Но перед тем, как перейти к ним, необходимо последовать за другим замечательным действующим лицом. Речь идет о сэре Марке Сайксе, человеке, который ближе всего подошел к тому, чтобы держать в руках все нити, и который, не помешай ему внезапная смерть, смог бы увязать их в реально осуществимую политику.
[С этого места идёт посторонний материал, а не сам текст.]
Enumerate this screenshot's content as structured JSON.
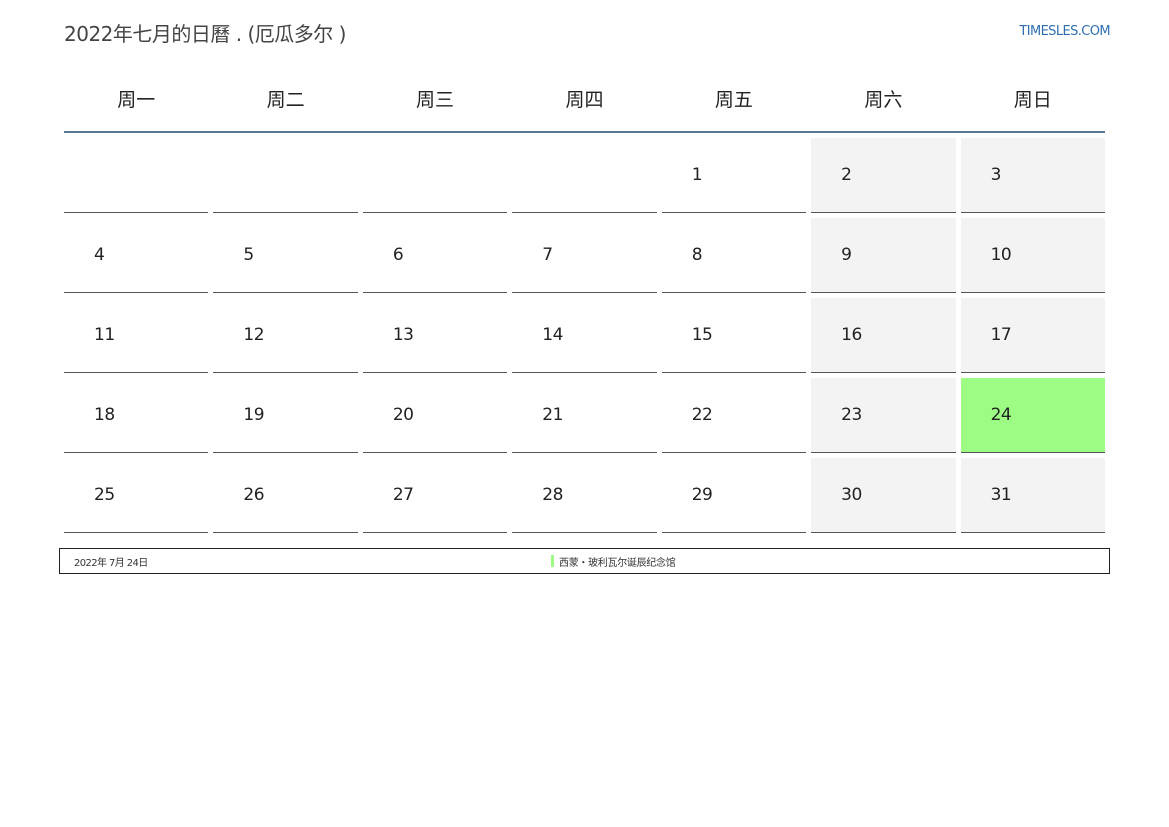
{
  "header": {
    "title": "2022年七月的日曆 . (厄瓜多尔 )",
    "site": "TIMESLES.COM"
  },
  "weekdays": [
    "周一",
    "周二",
    "周三",
    "周四",
    "周五",
    "周六",
    "周日"
  ],
  "weeks": [
    [
      "",
      "",
      "",
      "",
      "1",
      "2",
      "3"
    ],
    [
      "4",
      "5",
      "6",
      "7",
      "8",
      "9",
      "10"
    ],
    [
      "11",
      "12",
      "13",
      "14",
      "15",
      "16",
      "17"
    ],
    [
      "18",
      "19",
      "20",
      "21",
      "22",
      "23",
      "24"
    ],
    [
      "25",
      "26",
      "27",
      "28",
      "29",
      "30",
      "31"
    ]
  ],
  "highlighted_day": "24",
  "colors": {
    "holiday": "#9cfc84",
    "weekend": "#f3f3f3",
    "header_rule": "#5a7896",
    "site_link": "#2f6fb1"
  },
  "notes": [
    {
      "date": "2022年 7月 24日",
      "text": "西蒙・玻利瓦尔诞辰纪念馆"
    }
  ]
}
В 1919 г. во время Мирной конференции он заразился гриппом и умер, не дожив пяти дней до своего сорокалетия. «Не умри он, — писал Ормски-Гоур, еще одни ветеран Арабского бюро, в котором служили Сайкс и Лоуренс, — история Ближнего Востока оказалась бы иной…. Катастрофических проволочек, последовавших за заключением мира, никогда не случились бы, будь жив Марк, сновавший по офисам правительства, выступавший в парламенте, беседовавший со всеми, заставлявший себя слушать…».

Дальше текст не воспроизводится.